Very interesting discussion.
The debate here seems to be around the very thing I was asking about.
It calls into question the very concept of "natural rights" as a useful construct and focuses on where rights come from.
It seems very clear to me, that people need to establish where they think rights come from as it really does test your allegiances.
If you think your rights come from God, then you view government with a very jaundiced eye.
If you think they come from the government...I am not sure how you view your benefactor. After all, they created them for you.
And how do you view people who are trying to take them away ?
You know... I was glib with you earlier, but this really is very frustrating, because it's not even a real debate. It's just a confusion, a category error. The 'inalienable rights' that Jefferson references are an entirely different sort of thing than the concept most people are referring to here when they discuss 'rights'. Most people, Rabbi and the rest who insist rights are state creations, are thinking of rights as those freedoms we designate for protection - and that protection certainly isn't 'inalienable'. As soon as there isn't a government around to provide the protection, it goes away. But the freedom itself is simply a by product of free will.
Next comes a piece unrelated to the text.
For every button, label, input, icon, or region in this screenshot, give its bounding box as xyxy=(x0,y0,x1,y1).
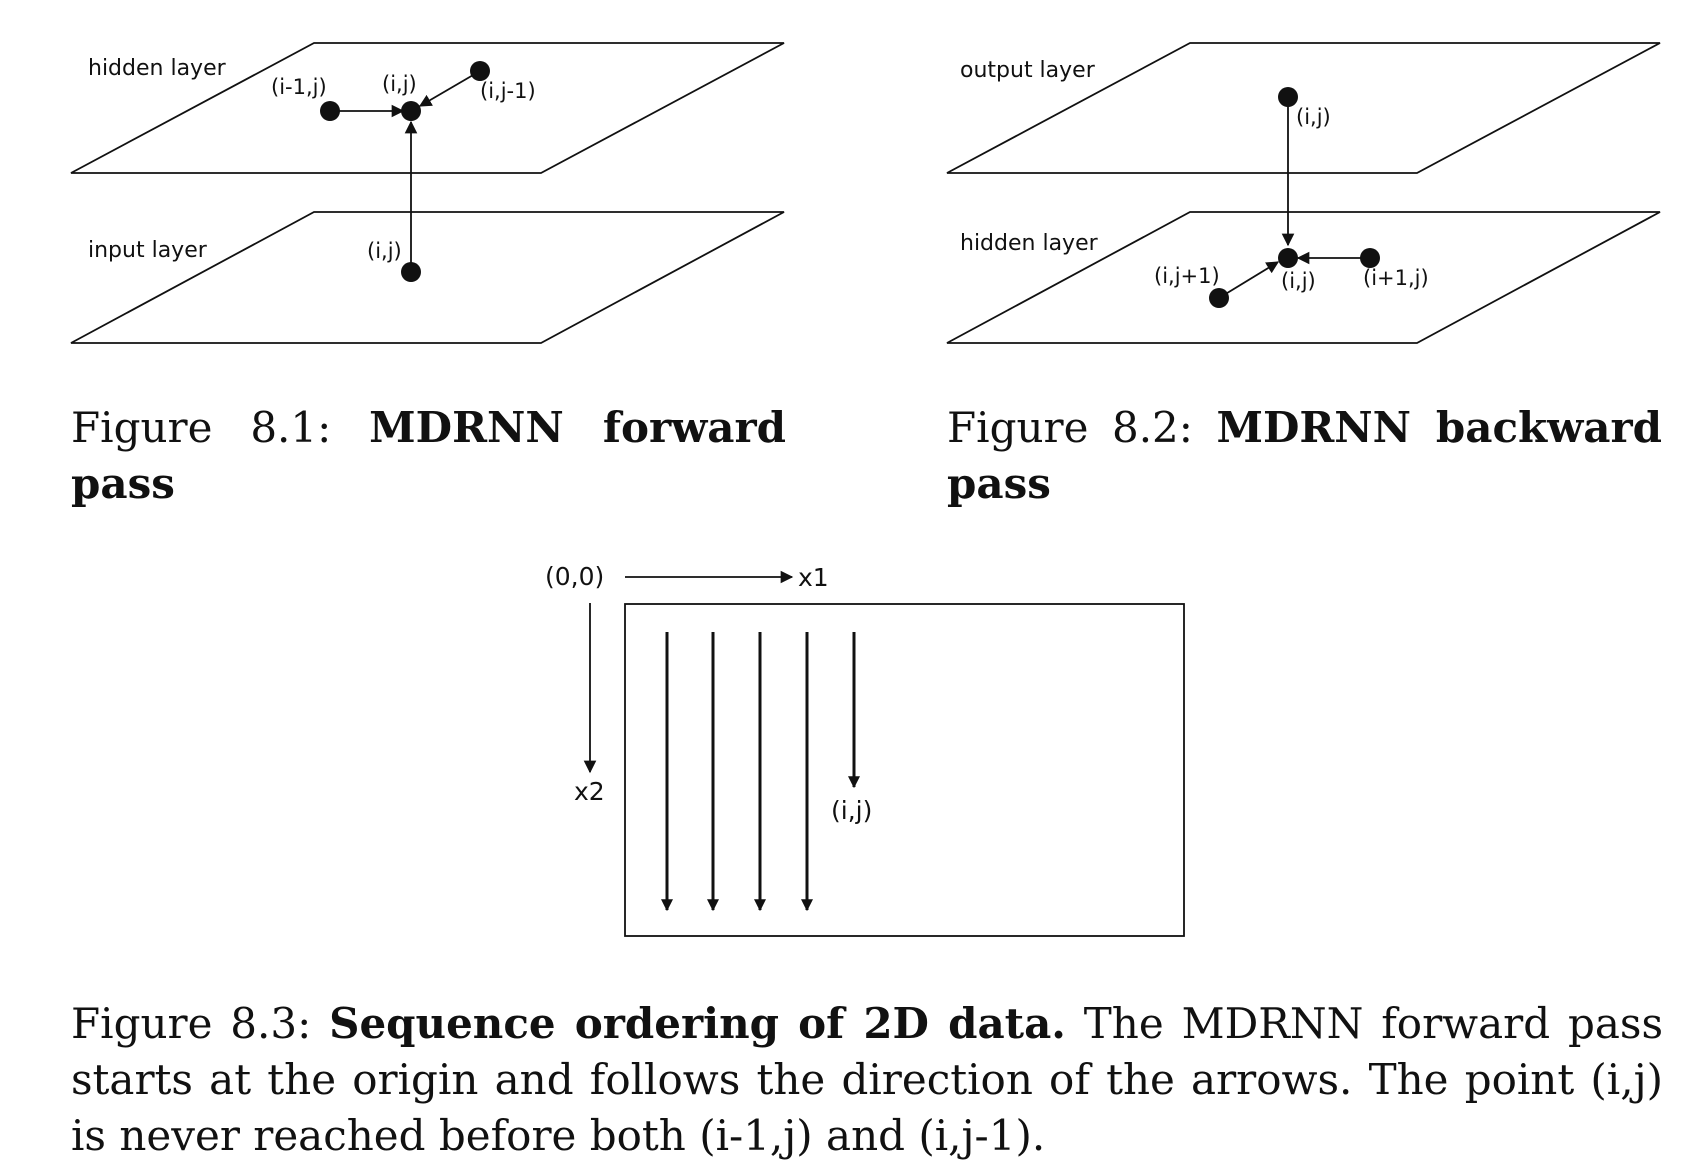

The key thing about the inalienable rights is that no one needs to do anything for you to have them - all they need to do is leave you alone. That's what makes them different than nonsense like the 'right to health care' or other imagined rights that require others to serve you. Again, inalienable doesn't mean 'sacrosanct' or 'off-limits' - it just means 'innate', essentially something that is an extrapolation of the ability to think for yourself.
I understand your frustration as it seems most disagreement is generally at the level of "definitions". Your comments above have helped me to better narrow what you are referencing. I can see an extension of that thought spilling over into what many others are pointing at.
The problem is that even within the libertarian/conservative camp such differences exist.
As an example, the "right" to the pursuit of happiness is something I find difficult to envision as being inalienable.
On the one hand I think of Steven Covey's description of Victor Frankle's experience in the death camps. Frankle found he could chose to not be pulled down by his experiences. In Covey's words Frankle had more liberty while he did not have freedom. So, in a sense he had that inalienable right to pursue happiness within his circumstances.
However, that is really a stretch to me. He was still in a frigging Nazi death camp.
dblack asserts there are some kind of rights that people have, even while they are being deprived of them. That runs into what I claimed earlier: that no one can distinguish any difference between rights that are denied and rights that don't exist.